Но до этого лета Гарри вправду не влюблялся ни разу, не то что Дуглас; возможно даже, влюбчивость брата толкнула Гарри в другую крайность; сейчас Дуглас уже два года дружит с одной девушкой, но в возрасте Гарри так часто менял привязанности, что слыл в Терстоне завзятым донжуаном местных масштабов. Гарри даже иногда казалось: он расплачивается за грехи брата. Но дело было еще в другом. Дуглас, чуть только вспыхнет искра, не скупится на излияния, а Гарри ждет, пока огонь разгорится; горит медленно, а вырвется наружу — ветер уже с другой стороны, и пламя, глядишь, погасло.
Шила, подобно озерной фее, обещает высунутый из воды меч тому, кому он предназначен судьбой. За эти несколько дней Гарри уже раз сто женился на ней, увез в собственный домик, его тело рвалось к ней наяву и во сне; он был уверен (и не ошибался), что окружающие не только видят его любовь, но слышат, как бьется от любви его сердце.
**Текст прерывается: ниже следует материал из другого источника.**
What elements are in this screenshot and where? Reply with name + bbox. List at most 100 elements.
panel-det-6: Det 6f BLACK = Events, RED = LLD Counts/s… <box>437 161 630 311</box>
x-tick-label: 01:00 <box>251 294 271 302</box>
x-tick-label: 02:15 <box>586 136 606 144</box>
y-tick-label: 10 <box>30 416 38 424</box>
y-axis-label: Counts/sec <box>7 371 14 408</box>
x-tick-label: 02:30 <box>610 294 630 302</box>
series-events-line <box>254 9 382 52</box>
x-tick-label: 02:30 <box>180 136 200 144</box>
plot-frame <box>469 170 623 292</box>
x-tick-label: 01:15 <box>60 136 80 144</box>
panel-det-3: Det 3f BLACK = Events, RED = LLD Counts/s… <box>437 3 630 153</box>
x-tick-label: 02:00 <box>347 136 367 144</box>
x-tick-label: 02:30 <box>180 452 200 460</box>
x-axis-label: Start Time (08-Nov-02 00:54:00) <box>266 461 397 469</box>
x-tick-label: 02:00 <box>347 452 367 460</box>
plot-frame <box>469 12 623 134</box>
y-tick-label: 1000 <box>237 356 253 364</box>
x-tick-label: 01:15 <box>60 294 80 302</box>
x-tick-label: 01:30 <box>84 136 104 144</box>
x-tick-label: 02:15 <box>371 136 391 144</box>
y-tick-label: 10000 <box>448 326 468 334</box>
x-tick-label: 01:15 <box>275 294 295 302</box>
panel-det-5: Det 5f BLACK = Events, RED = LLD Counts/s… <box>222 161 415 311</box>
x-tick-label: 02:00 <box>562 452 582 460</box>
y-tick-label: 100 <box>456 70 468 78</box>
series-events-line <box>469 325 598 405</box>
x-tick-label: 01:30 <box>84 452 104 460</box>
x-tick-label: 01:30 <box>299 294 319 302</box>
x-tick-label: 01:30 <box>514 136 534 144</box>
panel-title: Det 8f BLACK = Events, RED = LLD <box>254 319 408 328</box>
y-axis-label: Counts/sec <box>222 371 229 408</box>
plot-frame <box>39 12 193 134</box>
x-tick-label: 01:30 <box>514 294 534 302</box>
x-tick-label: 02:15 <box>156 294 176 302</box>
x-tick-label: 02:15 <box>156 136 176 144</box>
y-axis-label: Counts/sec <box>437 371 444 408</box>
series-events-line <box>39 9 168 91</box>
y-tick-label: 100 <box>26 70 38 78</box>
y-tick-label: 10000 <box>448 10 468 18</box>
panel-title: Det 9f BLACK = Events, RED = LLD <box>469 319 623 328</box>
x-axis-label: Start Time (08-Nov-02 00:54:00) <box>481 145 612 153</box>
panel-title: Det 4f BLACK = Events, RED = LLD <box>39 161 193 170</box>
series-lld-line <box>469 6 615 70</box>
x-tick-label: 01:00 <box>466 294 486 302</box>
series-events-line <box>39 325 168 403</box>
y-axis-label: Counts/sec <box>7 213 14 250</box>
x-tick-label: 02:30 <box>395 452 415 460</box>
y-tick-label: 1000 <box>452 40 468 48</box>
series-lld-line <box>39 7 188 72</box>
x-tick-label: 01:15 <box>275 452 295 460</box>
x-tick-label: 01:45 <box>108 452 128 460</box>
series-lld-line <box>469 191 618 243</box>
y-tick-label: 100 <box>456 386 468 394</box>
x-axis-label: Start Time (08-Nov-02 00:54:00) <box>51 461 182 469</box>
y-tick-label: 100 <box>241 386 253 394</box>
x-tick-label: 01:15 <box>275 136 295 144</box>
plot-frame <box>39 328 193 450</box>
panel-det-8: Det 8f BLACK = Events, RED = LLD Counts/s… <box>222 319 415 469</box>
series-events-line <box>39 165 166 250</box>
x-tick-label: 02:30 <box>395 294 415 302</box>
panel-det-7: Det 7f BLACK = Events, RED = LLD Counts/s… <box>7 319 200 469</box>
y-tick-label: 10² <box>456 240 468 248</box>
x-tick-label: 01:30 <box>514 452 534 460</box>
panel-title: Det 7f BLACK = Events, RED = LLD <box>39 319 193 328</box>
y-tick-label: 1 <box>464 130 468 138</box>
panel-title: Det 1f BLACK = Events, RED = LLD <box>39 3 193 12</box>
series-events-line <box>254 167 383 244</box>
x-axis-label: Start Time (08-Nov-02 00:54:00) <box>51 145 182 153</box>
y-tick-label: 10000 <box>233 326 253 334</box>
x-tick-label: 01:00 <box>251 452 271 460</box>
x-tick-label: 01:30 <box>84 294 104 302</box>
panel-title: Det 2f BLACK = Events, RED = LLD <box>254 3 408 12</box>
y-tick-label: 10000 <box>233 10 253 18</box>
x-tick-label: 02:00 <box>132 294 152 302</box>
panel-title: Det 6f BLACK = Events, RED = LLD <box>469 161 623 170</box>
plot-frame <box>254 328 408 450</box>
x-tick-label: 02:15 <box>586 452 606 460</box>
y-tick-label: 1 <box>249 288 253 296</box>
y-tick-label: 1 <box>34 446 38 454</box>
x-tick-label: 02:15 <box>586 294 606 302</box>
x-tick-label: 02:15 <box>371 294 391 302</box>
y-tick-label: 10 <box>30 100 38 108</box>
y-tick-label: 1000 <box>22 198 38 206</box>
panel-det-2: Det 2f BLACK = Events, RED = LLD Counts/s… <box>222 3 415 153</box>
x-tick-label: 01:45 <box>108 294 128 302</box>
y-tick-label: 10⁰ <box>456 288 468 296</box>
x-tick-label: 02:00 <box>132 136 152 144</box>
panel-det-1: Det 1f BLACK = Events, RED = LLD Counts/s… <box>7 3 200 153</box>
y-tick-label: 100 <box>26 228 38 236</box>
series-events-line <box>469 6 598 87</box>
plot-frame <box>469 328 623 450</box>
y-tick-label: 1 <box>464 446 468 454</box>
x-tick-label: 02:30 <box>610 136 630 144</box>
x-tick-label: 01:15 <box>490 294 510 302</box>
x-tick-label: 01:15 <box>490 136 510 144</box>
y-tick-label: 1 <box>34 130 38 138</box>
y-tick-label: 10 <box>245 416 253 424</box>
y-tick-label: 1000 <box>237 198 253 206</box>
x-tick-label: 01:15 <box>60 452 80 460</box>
Шила была в запахе сена, в лучах солнца, в порывах ветра, в шелесте листвы. Он ходил, чуть нагнув голову, придавленный свалившимся на него богатством.
Ткнув Гарри кулаком в бок, Вернон пустился взахлеб разглагольствовать тоном завзятого распутника. В двадцать один год он женился на первой девушке, за которой попробовал ухаживать: теперь у них уже двое детей, и если незамужняя женщина задерживала на себе его взгляд дольше, чем положено для приветствия, он краснел как маков цвет и потом, вспоминая эти секунды, сгорал от стыда. Подобно многим мужчинам, он был однолюб и брал реванш в горячих, бесстыдных, безудержных сновидениях, которые туманили ему голову днем и ночью, ублажали, как младенца легкое качание колыбели. За эти-то сны он и отыгрывался в обществе холостяков.
Трактор уехал, увез Шилу; она лежала на возу не для пользы, а чтоб понежиться в мягком душистом сене.
— Тебе будет с ней здорово, — говорил Вернон снова и снова. — Вот увидишь, как здорово. Она парня сама приманивает. Я бы и то к ней подъехал. Но люблю, чтобы все по-честному. А она, ух, горячая девка! Сходил бы ты к цирюльнику, — последние слова сказаны с ударением. Единственное доказательство его супружеской жизни — два пакетика, что Верной покупал у парикмахера в воскресенье утром раз в две недели. — Ох и покажет она тебе, — продолжал Вернон, как человек, понимающий, что к чему. — Глянь, какая задница! — И тут же переходя на деловой тон: — А старикашка Доусон окочурится, то, будь уверен, ей кое-что перепадет. Ну и повезло тебе, парень. Лакомый кусочек! — Верной энергично закивал: из него мог выйти не только консультант по вопросам секса, но и отличная сваха. — И главное, — продолжал он наставительно, — не спеши. Я в этом деле слабак. Это моя беда. Раз-раз-раз, и готово. Помни мои слова: самое главное — не спешить. Не спеши и еще раз не спеши, — вещал теперь уже мудрый старец, сидящий у пламени костра. — На золотую жилу напал. Стоящая девка, право слово, стоящая!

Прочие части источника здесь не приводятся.